🤖 AI Summary
Smart meter time-series data frequently exhibit multi-scale missingness (30 minutes to 1 day) due to sensor failures, leading to biased analysis and inaccurate forecasting. This study presents the first systematic benchmark evaluating statistical imputation methods (linear/spline interpolation), traditional machine learning models (XGBoost, Random Forest), general-purpose large language models (LLaMA-2, Phi-3), and dedicated time-series foundation models (TimesNet, iTransformer, DLinear, etc.) for electricity load data imputation.

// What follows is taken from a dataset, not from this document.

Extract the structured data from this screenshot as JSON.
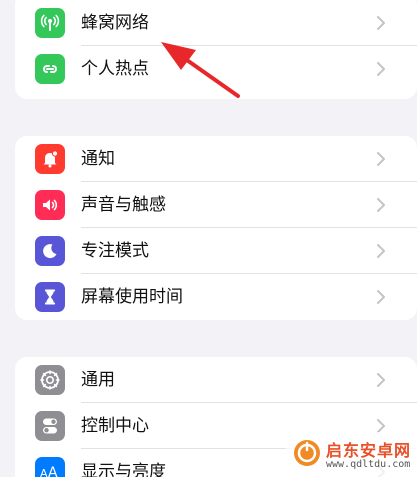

Results show that time-series foundation models achieve an average 18.7% reduction in MAE under long-horizon missingness, significantly outperforming all baselines. Moreover, we identify a Pareto trade-off between their superior contextual modeling capability and increased computational cost—specifically, 5–12× higher inference latency. These findings establish an empirical benchmark and provide actionable design guidelines for deploying generative AI in trustworthy energy data imputation.
📝 Abstract
The integrity of time series data in smart grids is often compromised by missing values due to sensor failures, transmission errors, or disruptions. Gaps in smart meter data can bias consumption analyses and hinder reliable predictions, causing technical and economic inefficiencies. As smart meter data grows in volume and complexity, conventional techniques struggle with its nonlinear and nonstationary patterns. In this context, Generative Artificial Intelligence offers promising solutions that may outperform traditional statistical methods. In this paper, we evaluate two general-purpose Large Language Models and five Time Series Foundation Models for smart meter data imputation, comparing them with conventional Machine Learning and statistical models. We introduce artificial gaps (30 minutes to one day) into an anonymized public dataset to test inference capabilities. Results show that Time Series Foundation Models, with their contextual understanding and pattern recognition, could significantly enhance imputation accuracy in certain cases. However, the trade-off between computational cost and performance gains remains a critical consideration.